Tant M. Hovland que M. Lee avancent une hypothèse audacieuse: les fuites naturelles de pétrole sont responsables de certaines des zones de pêche les plus productives. «Ce n'est pas un hasard s'il y a à la fois du pétrole et une industrie des pêches florissante au large de Terre-Neuve», explique M. Lee, qui a publié cette année une analyse des risques de l'exploration pétrolière dans le banc Georges, au sud-est de la Nouvelle-Écosse. «On a souvent opposé les pêcheurs et l'industrie pétrolière, mais ils ont peut-être beaucoup en commun.» M. Hovland fait le même constat pour la mer du Nord.

Des doutes

L'exploration pétrolière semble par contre diminuer le taux de fuites naturelles de pétrole, parce qu'elle réduit la pression dans les réservoirs, selon des études californiennes.
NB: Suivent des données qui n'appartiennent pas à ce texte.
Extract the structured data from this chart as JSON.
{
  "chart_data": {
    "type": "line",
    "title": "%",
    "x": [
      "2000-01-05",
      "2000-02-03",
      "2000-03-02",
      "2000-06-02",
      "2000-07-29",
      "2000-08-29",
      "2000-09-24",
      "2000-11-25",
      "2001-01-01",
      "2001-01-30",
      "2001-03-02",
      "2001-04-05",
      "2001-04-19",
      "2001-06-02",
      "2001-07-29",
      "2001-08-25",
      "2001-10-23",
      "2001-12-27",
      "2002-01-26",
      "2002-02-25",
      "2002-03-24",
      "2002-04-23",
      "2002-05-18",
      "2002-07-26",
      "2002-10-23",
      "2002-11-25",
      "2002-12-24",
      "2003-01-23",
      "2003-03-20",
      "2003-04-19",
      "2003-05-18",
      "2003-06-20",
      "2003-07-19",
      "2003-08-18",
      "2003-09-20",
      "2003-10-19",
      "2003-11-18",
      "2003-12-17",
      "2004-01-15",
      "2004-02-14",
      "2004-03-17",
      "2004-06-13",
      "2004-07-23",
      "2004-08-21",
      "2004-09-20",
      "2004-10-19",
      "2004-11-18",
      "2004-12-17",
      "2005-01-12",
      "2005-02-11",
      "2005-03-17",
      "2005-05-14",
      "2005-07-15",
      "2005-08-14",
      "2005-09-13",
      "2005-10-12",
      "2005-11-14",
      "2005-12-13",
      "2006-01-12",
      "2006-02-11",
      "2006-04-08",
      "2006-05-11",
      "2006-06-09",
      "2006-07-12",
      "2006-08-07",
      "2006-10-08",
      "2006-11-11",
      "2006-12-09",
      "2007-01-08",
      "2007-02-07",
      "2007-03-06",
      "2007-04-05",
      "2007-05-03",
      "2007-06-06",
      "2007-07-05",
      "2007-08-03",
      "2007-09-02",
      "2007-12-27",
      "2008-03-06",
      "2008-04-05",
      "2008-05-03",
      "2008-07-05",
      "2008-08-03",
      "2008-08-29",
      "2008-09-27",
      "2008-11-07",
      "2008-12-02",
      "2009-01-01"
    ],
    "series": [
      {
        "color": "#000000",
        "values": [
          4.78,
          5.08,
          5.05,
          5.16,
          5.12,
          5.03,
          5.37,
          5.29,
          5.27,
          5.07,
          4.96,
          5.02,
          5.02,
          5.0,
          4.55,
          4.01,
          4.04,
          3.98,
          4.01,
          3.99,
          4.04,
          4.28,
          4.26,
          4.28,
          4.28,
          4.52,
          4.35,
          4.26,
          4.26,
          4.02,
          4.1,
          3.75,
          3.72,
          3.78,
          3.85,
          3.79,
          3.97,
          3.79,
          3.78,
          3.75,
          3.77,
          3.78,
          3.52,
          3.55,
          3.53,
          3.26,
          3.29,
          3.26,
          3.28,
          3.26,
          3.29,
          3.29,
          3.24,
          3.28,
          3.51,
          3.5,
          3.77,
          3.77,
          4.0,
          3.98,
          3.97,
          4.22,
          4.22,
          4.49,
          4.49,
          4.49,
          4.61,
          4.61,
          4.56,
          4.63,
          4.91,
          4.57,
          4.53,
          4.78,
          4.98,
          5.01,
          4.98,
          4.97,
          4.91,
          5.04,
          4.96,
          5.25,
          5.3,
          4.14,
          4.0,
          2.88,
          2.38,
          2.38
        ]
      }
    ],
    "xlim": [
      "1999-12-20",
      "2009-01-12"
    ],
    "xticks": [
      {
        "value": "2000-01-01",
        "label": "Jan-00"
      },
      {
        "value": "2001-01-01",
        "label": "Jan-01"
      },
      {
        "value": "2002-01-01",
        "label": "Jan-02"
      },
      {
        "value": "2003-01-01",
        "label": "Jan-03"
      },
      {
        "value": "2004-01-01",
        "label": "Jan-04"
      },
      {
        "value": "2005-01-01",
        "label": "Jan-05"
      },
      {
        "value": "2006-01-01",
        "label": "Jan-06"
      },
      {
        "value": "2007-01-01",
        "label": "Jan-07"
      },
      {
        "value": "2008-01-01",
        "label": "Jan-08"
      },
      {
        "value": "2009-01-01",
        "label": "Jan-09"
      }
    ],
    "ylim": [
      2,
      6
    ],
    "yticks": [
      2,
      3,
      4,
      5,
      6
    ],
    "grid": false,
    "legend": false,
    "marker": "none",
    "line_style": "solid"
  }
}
Si ces fuites naturelles augmentent le nombre de poissons, cela signifie que l'exploitation pétrolière pourrait tout de même avoir un impact négatif sur les pêches, même en suivant la théorie de M. Lee.

Leur enthousiasme pour la capacité de la nature à digérer le pétrole n'est pas partagé par tous les spécialistes des fuites naturelles de pétrole. «Tous ces scientifiques n'ont pas fait la preuve qu'il y a beaucoup de microbes se nourrissant du pétrole», explique Ian MacDonald, un biologiste de l'Université d'État de Floride qui a beaucoup travaillé sur les fuites naturelles du golfe du Mexique. «Personnellement, je crois qu'il y avait beaucoup moins de pétrole qu'ils ne le pensent dans le panache de Deepwater Horizon et que le pétrole s'est déposé dans le fond du Golfe, qu'il empoisonne.»

L'ampleur des fuites naturelles de pétrole et le nombre élevé de microbes capables de digérer cette molécule mène inévitablement à une question hautement controversée: exagère-t-on le risque que posent les plateformes pétrolières?

S'il considère que les microbes mangeurs de pétrole sont aussi actifs en Arctique que dans le golfe du Mexique, parce que la température de l'eau y est très basse aux profondeurs où s'est déversé le pétrole de Deepwater Horizon, Kenneth Lee affirme qu'il est trop tôt pour tenir compte de ces microbes dans l'évaluation des risques de marée noire. Martin Hovland, lui, dit qu'il est tenu à la «rectitude» en tant qu'employé de Statoil. Ian MacDonald croit que ces microbes sont trop peu nombreux pour jouer un rôle dans les marées noires et avance même que le financement de l'industrie pétrolière mine la crédibilité des chercheurs les plus enthousiastes face à ces microbes.

Pétrole abiotique

L'existence de récifs de coraux se nourrissant de fuites naturelles de pétrole sousmarines prouve la validité de la théorie du pétrole abiotique, selon le biologiste norvégien Martin Hovland. «À ces profondeurs, il y a peu de décomposition de la matière organique, donc peu de sédiments», dit-il. Cette théorie iconoclaste, d'origine russe, veut que le pétrole est produit sous la croûte terrestre et non dans les sédiments organiques, et donc qu'il est pratiquement inépuisable. Deux spécialistes montréalais consultés par La Presse, le géochimiste de l'Université McGill Boswell Wing et l'ingénieur chimique de Polytechnique Gregory Patience, confirment que la théorie abiotique est pour le moment très minoritaire mais qu'elle n'a pas été définitivement jugée fausse.